Une taxe qui pourrait rapporter jusqu’à 37,5 milliards d’euros

Que peut faire l’Union européenne ? Déjà, ne pas plier sous la pression, selon l’eurodéputée Stéphanie Yon-Courtin (Renew) qui craint que les commissaires Henna Virkkunen et Teresa Ribera « se couchent » à l’heure de décider des amendes pour non-conformité au DMA attendues prochainement sur Apple et Meta. « On sait que la Commission est prudente, mais si on cède, c’est le début d’un détricotage de nos règles. » Pour Sandro Gozi, secrétaire général du Parti démocrate européen, « Trump mélange tout lorsqu’il dit que le DMA et le DSA sont des outils protectionnistes antiaméricains, il ne faut pas les politiser et tenir bon ».

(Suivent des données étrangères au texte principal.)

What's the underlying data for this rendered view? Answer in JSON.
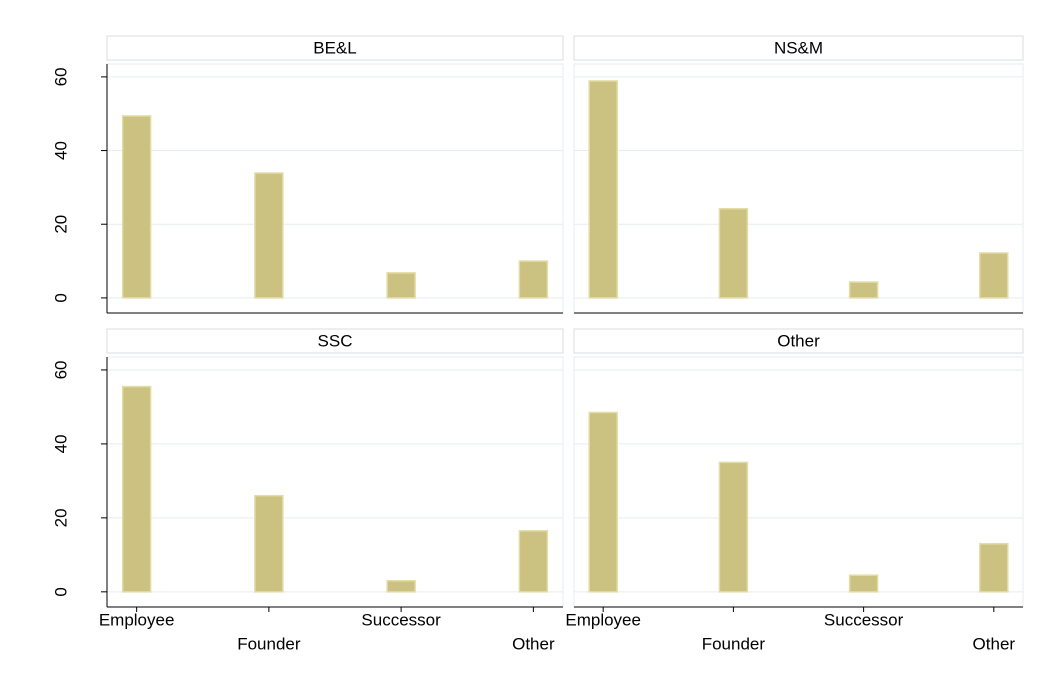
{
  "chart_data": [
    {
      "type": "bar",
      "title": "BE&L",
      "values": [
        49.4,
        33.9,
        6.8,
        10.0
      ],
      "color": "#cbc281",
      "ylim": [
        -4.1,
        63.5
      ],
      "yticks": [
        0,
        20,
        40,
        60
      ],
      "grid": true
    },
    {
      "type": "bar",
      "title": "NS&M",
      "values": [
        58.9,
        24.2,
        4.3,
        12.2
      ],
      "color": "#cbc281",
      "ylim": [
        -4.1,
        63.5
      ],
      "yticks": [
        0,
        20,
        40,
        60
      ],
      "grid": true
    },
    {
      "type": "bar",
      "title": "SSC",
      "categories": [
        "Employee",
        "Founder",
        "Successor",
        "Other"
      ],
      "values": [
        55.5,
        26,
        3,
        16.5
      ],
      "color": "#cbc281",
      "ylim": [
        -4.1,
        63.5
      ],
      "yticks": [
        0,
        20,
        40,
        60
      ],
      "grid": true
    },
    {
      "type": "bar",
      "title": "Other",
      "categories": [
        "Employee",
        "Founder",
        "Successor",
        "Other"
      ],
      "values": [
        48.5,
        35,
        4.5,
        13
      ],
      "color": "#cbc281",
      "ylim": [
        -4.1,
        63.5
      ],
      "yticks": [
        0,
        20,
        40,
        60
      ],
      "grid": true
    }
  ]
}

Au-delà, l’Union européenne pourrait instaurer une taxation des services numériques. « Elle frapperait au cœur les proches soutiens de Trump et donnerait à l’Union de nouvelles ressources pour atténuer l’impact de cette crise », plaide Anna Cavazzini (Verts), présidente de la commission du Marché intérieur, au Parlement européen. La taxe pourrait notamment prendre la forme d’une contribution financière des Gafam à l’utilisation des réseaux télécoms. Avec le risque, toutefois, qu’elle ne soit répercutée sur les consommateurs européens. « Il faut cibler les fournisseurs qui proposent un service gratuit comme Meta et non Apple par exemple », défend Andreas Schwab, eurodéputé membre du Parti populaire européen, qui a dirigé les travaux du Parlement sur le DMA.

Le Parlement européen évoque une taxe de 5 % qui pourrait rapporter jusqu’à 37,5 milliards d’euros par an. Cette mesure requiert néanmoins une unanimité des Etats membres au conseil de l’Union. Evoquée depuis des années face au monopole des Gafam, elle n’a jamais fait consensus. Mais l’offensive de Trump pourrait la remettre à l’ordre du jour.